Mischung aus Dönerfleisch und Magensäure

Die Luft, die Frank Grabig dieses Mal entgegenschlägt, ist verbraucht und stickig. Es ist eine Mischung aus Döner und Magensäure, aus Bier und Tabak, manchmal weht eine süßlich-klebrige Fahne von Sektmischungen dazwischen, dessen Reste auf dem Boden verschüttet wurden. Es ist kurz nach ein Uhr in der Nacht zu Sonntag. Auf dem Boden liegt eine zertretene VfB-Stadionzeitung, an einer Scheibe klebt ein Mönchengladbach-Aufkleber. Den abzureißen ist Chefsache. Grabig wartet dafür nicht auf seine fünf Mitarbeiter, die in dieser Nacht die Züge von innen reinigen.

20 Minuten haben sie dafür Zeit. Die Männer sind ein eingespieltes Team. Der erste geht durch den Zug und sammelt den gröbsten Müll ein, öffnet dabei die kleinen Abfalleimer, die unter den Fenster angebracht sind. Wenn es gut läuft, findet er dort Essensreste, Asia-Nudeln oder Dönerfleisch mit Pommes meistens. Die Wahrscheinlichkeit, dass es weniger gut läuft, ist allerdings höher: Dann findet er dort Essensreste, die zwar einst den Weg in den Magen gefunden hatten, die sich dort aber zum Verdauen nicht lang genug aufgehalten haben. Mindestens an einer Stelle pro Zug seien diese unverdauten Mageninhalte zu finden – aber eher häufiger, sagen die Männer vom Reinigungstrupp.

Die Arbeit läuft im Akkord: Der zweite Mann sprüht den Boden ein, mittlerweile ist eine weitere Reinigungskraft damit beschäftigt, die Fenster und Scheiben in der Bahn zu putzen. Der vierte wischt den Boden mit einem Wischmopp nach, der letzte bürstet die Polster ab. Nach 20 Minuten erinnert nichts mehr daran, dass die Bahn noch vor Kurzem von Fußballfans und Volksfestbesuchern belagert wurde. Es riecht nach Reinigungsflüssigkeit – zwar auch beißend, aber wesentlich angenehmer als noch vor einigen Minuten.

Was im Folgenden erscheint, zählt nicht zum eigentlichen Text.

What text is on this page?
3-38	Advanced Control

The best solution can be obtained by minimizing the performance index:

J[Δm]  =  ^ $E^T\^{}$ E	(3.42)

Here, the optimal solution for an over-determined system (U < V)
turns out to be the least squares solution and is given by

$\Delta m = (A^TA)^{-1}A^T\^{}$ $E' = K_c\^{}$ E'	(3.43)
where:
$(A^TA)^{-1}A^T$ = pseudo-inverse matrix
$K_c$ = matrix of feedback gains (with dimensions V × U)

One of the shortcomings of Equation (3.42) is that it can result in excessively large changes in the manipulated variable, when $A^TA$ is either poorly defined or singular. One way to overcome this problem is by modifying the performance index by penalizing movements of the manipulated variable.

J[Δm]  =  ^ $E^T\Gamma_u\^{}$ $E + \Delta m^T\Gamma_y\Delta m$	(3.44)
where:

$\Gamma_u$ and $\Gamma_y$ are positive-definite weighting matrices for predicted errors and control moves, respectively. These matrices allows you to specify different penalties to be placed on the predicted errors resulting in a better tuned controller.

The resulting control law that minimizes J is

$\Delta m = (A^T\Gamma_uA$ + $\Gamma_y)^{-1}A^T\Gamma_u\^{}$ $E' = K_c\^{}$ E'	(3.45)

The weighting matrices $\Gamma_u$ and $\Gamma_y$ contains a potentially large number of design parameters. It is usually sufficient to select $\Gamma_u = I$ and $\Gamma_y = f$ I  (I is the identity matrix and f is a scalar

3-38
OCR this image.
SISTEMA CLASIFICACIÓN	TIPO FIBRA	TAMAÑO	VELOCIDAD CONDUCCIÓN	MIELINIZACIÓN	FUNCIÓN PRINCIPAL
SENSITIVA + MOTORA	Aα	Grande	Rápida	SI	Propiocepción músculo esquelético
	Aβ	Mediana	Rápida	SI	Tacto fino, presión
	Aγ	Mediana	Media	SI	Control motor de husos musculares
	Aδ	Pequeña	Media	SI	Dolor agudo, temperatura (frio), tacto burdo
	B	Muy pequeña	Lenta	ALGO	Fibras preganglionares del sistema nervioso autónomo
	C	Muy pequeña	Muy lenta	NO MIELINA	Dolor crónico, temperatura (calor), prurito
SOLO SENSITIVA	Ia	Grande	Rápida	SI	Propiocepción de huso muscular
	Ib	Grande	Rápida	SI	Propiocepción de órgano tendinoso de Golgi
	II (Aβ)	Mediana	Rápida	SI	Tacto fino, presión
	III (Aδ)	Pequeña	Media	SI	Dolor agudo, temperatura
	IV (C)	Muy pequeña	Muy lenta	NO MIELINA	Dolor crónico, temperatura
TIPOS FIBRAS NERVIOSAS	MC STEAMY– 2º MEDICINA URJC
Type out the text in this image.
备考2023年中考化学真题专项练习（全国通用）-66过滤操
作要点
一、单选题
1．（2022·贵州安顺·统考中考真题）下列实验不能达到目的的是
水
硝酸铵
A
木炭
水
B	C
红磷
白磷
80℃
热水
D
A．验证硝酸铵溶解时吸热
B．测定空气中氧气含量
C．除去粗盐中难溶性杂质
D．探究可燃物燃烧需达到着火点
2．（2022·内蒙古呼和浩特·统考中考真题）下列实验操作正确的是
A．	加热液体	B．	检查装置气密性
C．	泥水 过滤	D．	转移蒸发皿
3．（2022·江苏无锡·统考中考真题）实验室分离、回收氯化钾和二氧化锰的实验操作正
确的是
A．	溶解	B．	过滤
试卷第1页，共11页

Fahrgäste verschlafen ihre Haltestellen

Diese Nachtschicht in Plochingen ist besonders stressig. Die S-Bahnen treffen verspätet im Werk ein. Wieder einmal ist ein Luftballon in die Oberleitung gekommen, wieder einmal hat der Vorfall den Fahrplan durcheinandergebracht. Eine Stellwerk-Störung hat ihr Übriges dazu getan. Immerhin: in dieser Nacht ist kein Fahrgast im Werk in Plochingen aufgewacht, weil er seine Station verschlafen hatte. „Das passiert hier aber regelmäßig, nicht nur zur Volksfestzeit“, sagt Frank Grabig.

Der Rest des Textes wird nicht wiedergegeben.